Scaling the instances and increasing the value of connection clientCount solves the GC issue and doubles the messages/s. Performing more than 2400 live messages/s also results in high garbage collection time for things and gateway services and this is the maximum with single things and gateway services. Scaling things and gateway solves the issue and results in ~3000 live messages/s.

Setup 1 instance of each service 2 connectivity, 1 instance each else 3 connectivity, 1 instance each else 4 connectivity, 1 instance each else 5 connectivity, 2 things, 2 gateway, 1 instance each else
Live messages/s ~600 ~1200 ~1800 ~2400 ~3000
Command Processing Time(ms) ~50 ~50 ~100 ~240 ~50
Signal Processing Times(ms) ~15 ~15 ~40 ~90 ~20

Additional tuning properties, not used in the scenarios

Ditto ‘tuning’ environment variables, that were not mentioned, because those cases were never hit, while executing the scenarios.

THING_PERSISTENCE_ACTOR_MAILBOX_SIZE - Used for special actor mailbox, which handles ThingModifyCommands, see org. eclipse.ditto.things.service.persistence.actors.ThingPersistenceActorMailbox. If number of messages is more than the mailbox capacity, modify command results in error, like the following:

Too many modifying requests are already outstanding to the Thing with ID 'org.eclipse.ditto:test-thing-1'.
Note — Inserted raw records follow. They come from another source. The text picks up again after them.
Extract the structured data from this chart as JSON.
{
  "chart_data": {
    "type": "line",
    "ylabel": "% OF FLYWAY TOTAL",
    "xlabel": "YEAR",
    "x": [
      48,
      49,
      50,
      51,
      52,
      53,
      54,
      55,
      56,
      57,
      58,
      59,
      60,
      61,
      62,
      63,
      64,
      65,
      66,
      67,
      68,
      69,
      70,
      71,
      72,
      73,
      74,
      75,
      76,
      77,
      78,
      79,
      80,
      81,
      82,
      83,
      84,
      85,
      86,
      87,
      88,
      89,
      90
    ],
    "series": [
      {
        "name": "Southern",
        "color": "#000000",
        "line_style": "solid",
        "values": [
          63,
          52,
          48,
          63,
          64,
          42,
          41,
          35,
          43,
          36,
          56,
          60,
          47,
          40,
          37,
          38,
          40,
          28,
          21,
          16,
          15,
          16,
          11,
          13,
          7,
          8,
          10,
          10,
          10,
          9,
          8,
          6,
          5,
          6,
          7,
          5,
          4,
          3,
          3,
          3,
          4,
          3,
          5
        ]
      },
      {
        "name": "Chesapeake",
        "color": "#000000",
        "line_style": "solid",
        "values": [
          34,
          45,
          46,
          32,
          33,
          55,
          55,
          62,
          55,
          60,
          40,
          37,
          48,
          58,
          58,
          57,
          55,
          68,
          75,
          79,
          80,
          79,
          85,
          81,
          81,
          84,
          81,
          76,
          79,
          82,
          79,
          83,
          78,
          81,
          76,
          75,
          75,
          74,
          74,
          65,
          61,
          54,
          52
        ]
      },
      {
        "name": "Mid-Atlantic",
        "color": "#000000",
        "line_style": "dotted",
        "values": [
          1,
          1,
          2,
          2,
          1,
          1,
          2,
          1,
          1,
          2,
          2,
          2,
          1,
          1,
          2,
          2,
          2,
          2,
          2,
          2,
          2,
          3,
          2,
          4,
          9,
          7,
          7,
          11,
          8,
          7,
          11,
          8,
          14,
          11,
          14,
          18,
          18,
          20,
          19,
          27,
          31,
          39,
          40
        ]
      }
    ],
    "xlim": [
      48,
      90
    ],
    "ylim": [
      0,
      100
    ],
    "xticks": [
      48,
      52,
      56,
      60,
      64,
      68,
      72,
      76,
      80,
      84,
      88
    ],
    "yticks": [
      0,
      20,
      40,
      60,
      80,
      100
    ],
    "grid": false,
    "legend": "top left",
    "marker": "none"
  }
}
REMOTE_OUTBOUND_MESSAGE_QUEUE_SIZE - See https://doc.akka.io/docs/akka/current/general/configuration-reference.html

        # Size of the send queue for outgoing messages. Messages will be dropped if
        # the queue becomes full. This may happen if you send a burst of many messages
        # without end-to-end flow control. Note that there is one such queue per
        # outbound association. The trade-off of using a larger queue size is that
        # it consumes more memory, since the queue is based on preallocated array with
        # fixed size.
        outbound-message-queue-size = 3072

If this limit is hit, the following error log will appear:

Message [org.eclipse.ditto.things.model.signals.commands.modify.ModifyAttribute] from Actor
[akka://ditto-cluster/temp/thingProxy$AsP9C] to Actor[akka://ditto-cluster@10.0.157.
154:2552/system/sharding/thing#362290016] was dropped. Due to overflow of send queue, size [3072]. [10] dead letters 
encountered, no more dead letters will be logged in next [5.000 min]. This logging can be turned off or adjusted 
with configuration settings 'akka.log-dead-letters' and 'akka.log-dead-letters-during-shutdown'.